At first Yan-gun seemed deserted. The people were watching me from behind the shelter of their doors. Then men and boys crept out, and gradually approached. We soon made friends. The women had fled. I settled down that afternoon in the garden of a Korean house of the better type. My boy was preparing my supper in the front courtyard, when he suddenly dropped everything to rush to me. “Master,” he cried, highly excited, “the Righteous Army has come. Here are the soldiers.”
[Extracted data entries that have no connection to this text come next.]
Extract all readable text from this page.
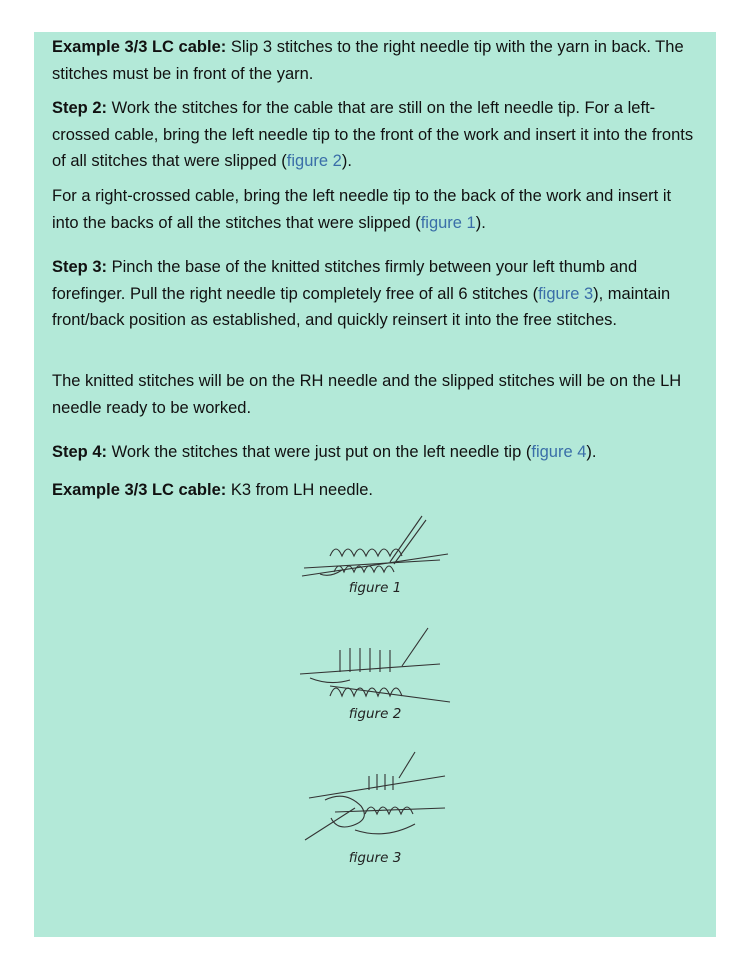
Example 3/3 LC cable: Slip 3 stitches to the right needle tip with the yarn in back. The stitches must be in front of the yarn.

Step 2: Work the stitches for the cable that are still on the left needle tip. For a left-crossed cable, bring the left needle tip to the front of the work and insert it into the fronts of all stitches that were slipped (figure 2).

For a right-crossed cable, bring the left needle tip to the back of the work and insert it into the backs of all the stitches that were slipped (figure 1).

Step 3: Pinch the base of the knitted stitches firmly between your left thumb and forefinger. Pull the right needle tip completely free of all 6 stitches (figure 3), maintain front/back position as established, and quickly reinsert it into the free stitches.

The knitted stitches will be on the RH needle and the slipped stitches will be on the LH needle ready to be worked.

Step 4: Work the stitches that were just put on the left needle tip (figure 4).

Example 3/3 LC cable: K3 from LH needle.

figure 1
figure 2
figure 3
In another moment half a dozen of them entered the garden, formed in line in front of me and saluted. They were all lads, from eighteen to twenty-six. One, a bright-faced, handsome youth, still wore the old uniform of the regular Korean Army. Another had a pair of military trousers. Two of them were in slight, ragged Korean dress. Not one had leather boots. Around their waists were home-made cotton cartridge belts, half full. One wore a kind of tarboosh on his head, and the others had bits of rag twisted round their hair.
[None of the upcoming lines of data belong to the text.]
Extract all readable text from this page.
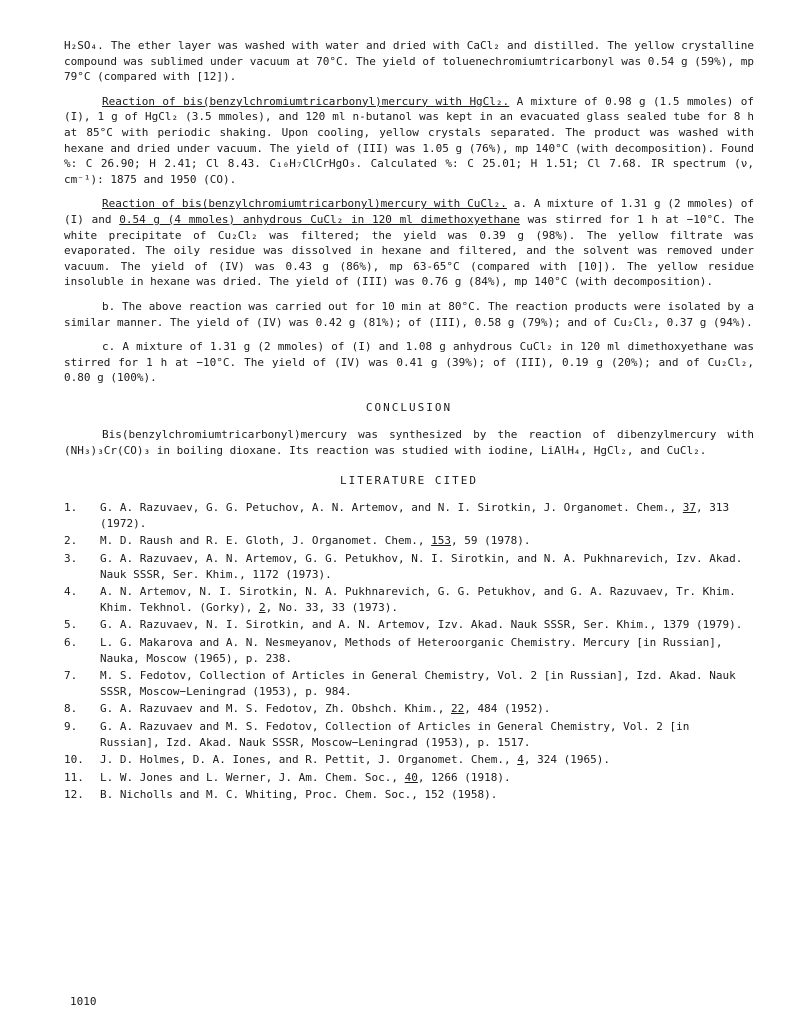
H₂SO₄. The ether layer was washed with water and dried with CaCl₂ and distilled. The yellow crystalline compound was sublimed under vacuum at 70°C. The yield of toluenechromiumtricarbonyl was 0.54 g (59%), mp 79°C (compared with [12]).

Reaction of bis(benzylchromiumtricarbonyl)mercury with HgCl₂. A mixture of 0.98 g (1.5 mmoles) of (I), 1 g of HgCl₂ (3.5 mmoles), and 120 ml n-butanol was kept in an evacuated glass sealed tube for 8 h at 85°C with periodic shaking. Upon cooling, yellow crystals separated. The product was washed with hexane and dried under vacuum. The yield of (III) was 1.05 g (76%), mp 140°C (with decomposition). Found %: C 26.90; H 2.41; Cl 8.43. C₁₀H₇ClCrHgO₃. Calculated %: C 25.01; H 1.51; Cl 7.68. IR spectrum (ν, cm⁻¹): 1875 and 1950 (CO).

Reaction of bis(benzylchromiumtricarbonyl)mercury with CuCl₂. a. A mixture of 1.31 g (2 mmoles) of (I) and 0.54 g (4 mmoles) anhydrous CuCl₂ in 120 ml dimethoxyethane was stirred for 1 h at −10°C. The white precipitate of Cu₂Cl₂ was filtered; the yield was 0.39 g (98%). The yellow filtrate was evaporated. The oily residue was dissolved in hexane and filtered, and the solvent was removed under vacuum. The yield of (IV) was 0.43 g (86%), mp 63-65°C (compared with [10]). The yellow residue insoluble in hexane was dried. The yield of (III) was 0.76 g (84%), mp 140°C (with decomposition).

b. The above reaction was carried out for 10 min at 80°C. The reaction products were isolated by a similar manner. The yield of (IV) was 0.42 g (81%); of (III), 0.58 g (79%); and of Cu₂Cl₂, 0.37 g (94%).

c. A mixture of 1.31 g (2 mmoles) of (I) and 1.08 g anhydrous CuCl₂ in 120 ml dimethoxyethane was stirred for 1 h at −10°C. The yield of (IV) was 0.41 g (39%); of (III), 0.19 g (20%); and of Cu₂Cl₂, 0.80 g (100%).

CONCLUSION

Bis(benzylchromiumtricarbonyl)mercury was synthesized by the reaction of dibenzylmercury with (NH₃)₃Cr(CO)₃ in boiling dioxane. Its reaction was studied with iodine, LiAlH₄, HgCl₂, and CuCl₂.

LITERATURE CITED
1.	G. A. Razuvaev, G. G. Petuchov, A. N. Artemov, and N. I. Sirotkin, J. Organomet. Chem., 37, 313 (1972).
2.	M. D. Raush and R. E. Gloth, J. Organomet. Chem., 153, 59 (1978).
3.	G. A. Razuvaev, A. N. Artemov, G. G. Petukhov, N. I. Sirotkin, and N. A. Pukhnarevich, Izv. Akad. Nauk SSSR, Ser. Khim., 1172 (1973).
4.	A. N. Artemov, N. I. Sirotkin, N. A. Pukhnarevich, G. G. Petukhov, and G. A. Razuvaev, Tr. Khim. Khim. Tekhnol. (Gorky), 2, No. 33, 33 (1973).
5.	G. A. Razuvaev, N. I. Sirotkin, and A. N. Artemov, Izv. Akad. Nauk SSSR, Ser. Khim., 1379 (1979).
6.	L. G. Makarova and A. N. Nesmeyanov, Methods of Heteroorganic Chemistry. Mercury [in Russian], Nauka, Moscow (1965), p. 238.
7.	M. S. Fedotov, Collection of Articles in General Chemistry, Vol. 2 [in Russian], Izd. Akad. Nauk SSSR, Moscow−Leningrad (1953), p. 984.
8.	G. A. Razuvaev and M. S. Fedotov, Zh. Obshch. Khim., 22, 484 (1952).
9.	G. A. Razuvaev and M. S. Fedotov, Collection of Articles in General Chemistry, Vol. 2 [in Russian], Izd. Akad. Nauk SSSR, Moscow−Leningrad (1953), p. 1517.
10.	J. D. Holmes, D. A. Iones, and R. Pettit, J. Organomet. Chem., 4, 324 (1965).
11.	L. W. Jones and L. Werner, J. Am. Chem. Soc., 40, 1266 (1918).
12.	B. Nicholls and M. C. Whiting, Proc. Chem. Soc., 152 (1958).
1010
I looked at the guns they were carrying. The six men had five different patterns of weapons, and none was any good. One proudly carried an old Korean sporting gun of the oldest type of muzzle-loaders known to man. Around his arm was the long piece of thin rope which he kept smouldering as touch-powder, and hanging in front of him were the powder horn and bullet bag for loading. This sporting gun was, I afterwards found, a common weapon. The ramrod, for pressing down the charge, was home-made and cut from a tree. The barrel was rust-eaten. There was only a strip of cotton as a carrying strap.
The second man had an old Korean army rifle, antiquated, and a very bad specimen of its time. The third had the same. One had a tiny sporting gun, the kind of weapon, warranted harmless, that fathers give to their fond sons at the age of ten. Another had a horse-pistol, taking a rifle cartridge. Three of the guns bore Chinese marks. They were all eaten up with ancient rust.
These were the men—think of it—who for weeks had been bidding defiance to the Japanese Army! Even now a Japanese division of regular soldiers was manoeuvring to corral them and their comrades. Three of the party in front of me were coolies. The smart young soldier who stood at the right plainly acted as sergeant, and had done his best to drill his comrades into soldierly bearing. A seventh man now came in, unarmed, a Korean of the better class, well dressed in the long robes of a gentleman, but thin, sun-stained and wearied like the others.